Barbara Shelly, Kansas City Star
5/13/10
(reprinted with permission) http://www.kansascity.com/2010/05/13/1944469/puppies-and-horse-meat-missouri.html

Citizen initiatives shouldn’t be squelched permanently because of a paranoia fueled by agricultural interests.

The best thing about the Missouri General Assembly is that sessions have a drop-dead date. At 6 p.m. today the 2010 extravaganza will mercifully end.

Until then, you might want to keep your animals under lock and key.

Over the last few months, lawmakers have:

  • Proposed a way to make it legal to slaughter horses and sell their meat.
  • Tried to block a citizen initiative that seeks to regulate puppy mills.
  • Warned darkly about out-of-state groups trying to end animal agriculture as we know it in Missouri. This year, they want to save the puppies. Next year, it might be cows.

If a list were to be made of the Missouri legislature’s many quirks, its suspicion of animal protection measures must rank high on the list.

Attempts to outlaw cockfighting failed until 1998, when voters got the job done through an initiative petition. Lawmakers warned that criminalizing cockfighting was just the first step to a ban on hunting. Twelve years later, Missourians still hunt.

Now the action has shifted to the dog-breeding operations that make Missouri the nation’s leading puppy producer. Election boards are certifying more than 190,000 signatures gathered in an attempt to regulate dog breeders. Some lawmakers are trying to block that vote.

More about that later. First, the horse meat measure, which the House approved by a 30-vote margin.

Yuck, one might say. Is it even legal to eat horse meat?

Not in this country. But it is in some European and Asian nations.

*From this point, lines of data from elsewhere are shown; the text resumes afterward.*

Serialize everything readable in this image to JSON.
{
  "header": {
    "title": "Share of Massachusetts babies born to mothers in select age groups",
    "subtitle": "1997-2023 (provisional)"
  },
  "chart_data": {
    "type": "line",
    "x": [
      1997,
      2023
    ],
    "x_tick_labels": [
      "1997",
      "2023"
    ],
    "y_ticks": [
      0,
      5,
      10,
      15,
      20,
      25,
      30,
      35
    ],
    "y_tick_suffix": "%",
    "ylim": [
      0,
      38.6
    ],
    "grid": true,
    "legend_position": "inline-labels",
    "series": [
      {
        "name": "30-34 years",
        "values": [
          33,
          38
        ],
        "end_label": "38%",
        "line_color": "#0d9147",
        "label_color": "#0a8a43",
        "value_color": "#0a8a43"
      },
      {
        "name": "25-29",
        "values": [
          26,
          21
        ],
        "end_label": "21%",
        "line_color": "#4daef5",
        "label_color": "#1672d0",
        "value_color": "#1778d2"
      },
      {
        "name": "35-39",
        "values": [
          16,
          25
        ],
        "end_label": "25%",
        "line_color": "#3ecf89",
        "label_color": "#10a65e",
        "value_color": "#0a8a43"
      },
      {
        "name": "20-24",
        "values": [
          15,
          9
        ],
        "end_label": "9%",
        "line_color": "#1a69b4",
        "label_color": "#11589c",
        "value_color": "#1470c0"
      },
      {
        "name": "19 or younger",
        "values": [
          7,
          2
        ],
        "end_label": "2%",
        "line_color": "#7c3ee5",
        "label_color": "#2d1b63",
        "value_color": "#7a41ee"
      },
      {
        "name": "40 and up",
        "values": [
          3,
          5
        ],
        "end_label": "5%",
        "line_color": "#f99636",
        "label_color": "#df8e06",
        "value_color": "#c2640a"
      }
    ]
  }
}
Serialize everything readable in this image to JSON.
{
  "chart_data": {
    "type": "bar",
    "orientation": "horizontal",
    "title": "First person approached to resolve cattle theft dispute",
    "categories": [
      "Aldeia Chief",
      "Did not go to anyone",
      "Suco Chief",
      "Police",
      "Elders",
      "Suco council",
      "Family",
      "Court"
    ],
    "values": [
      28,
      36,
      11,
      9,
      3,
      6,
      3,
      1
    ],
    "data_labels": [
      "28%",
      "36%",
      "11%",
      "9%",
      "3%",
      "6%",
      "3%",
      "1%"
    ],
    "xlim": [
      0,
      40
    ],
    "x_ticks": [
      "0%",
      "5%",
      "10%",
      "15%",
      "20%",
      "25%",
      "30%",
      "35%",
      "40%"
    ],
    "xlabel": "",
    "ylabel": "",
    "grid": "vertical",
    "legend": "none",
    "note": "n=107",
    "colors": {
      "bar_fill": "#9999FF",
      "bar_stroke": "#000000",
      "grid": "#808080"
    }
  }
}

“If you served overseas in World War II, you were served horse meat,” said Rep. Jim Viebrock, a Republican from Republic, Mo.

Congress effectively shut down horse slaughterhouses in the U.S. in 2006 by pulling funding for meat inspectors. Horse meat can’t be shipped overseas without an inspection stamp.

Viebrock’s House bill aims to get around that obstacle by having slaughterhouses pay a fee to the state, which would reimburse the U.S. Department of Agriculture for inspections.

Viebrock and others say the slaughterhouse closings caused an increase in horse neglect. But the economy is probably more of a factor. And it’s not like animals targeted for slaughter have great lives. Look at hogs and chickens.

I’m for economic development in Missouri. But horse slaughter? I say neigh.

A conference committee echoed that sentiment Thursday, which means horse slaughter isn’t likely to be resurrected this year. But until the clock strikes 6 p.m., anything can happen.

The same applies to attempts by House and Senate members to preempt the statewide vote on puppy mill regulations.

“There’s no question in my mind that agriculture is under siege,” said Sen. Bill Stouffer, a Republican from Napton, Mo., during a debate this week.

There’s that leap. A push for humane conditions becomes an attack on agriculture.

Rural lawmakers want to amend the state constitution to say that only laws “based upon the most current industry standards and enacted by the General Assembly” could regulate agriculture.

In other words, lawmakers support the right of citizens to take their causes to the ballot — except when it comes to protecting animals or protecting people from the effects of animals. Presumably, their efforts would preclude citizens from filing petitions to, say, create a barrier against hog farms.

It could be, as lawmakers contend, that Missouri’s problem with unsavory dog breeders results from the state’s poor performance in enforcing laws. Audits criticized the Department of Agriculture for lax performance.

But if that’s the case, we should have an open debate. Citizen initiatives shouldn’t be squelched permanently because of a paranoia fueled by agricultural interests.

A cockfighting prohibition didn’t impede hunting in Missouri. And I’ll bet that, 12 years from now, we’ll still be raising cows for consumption.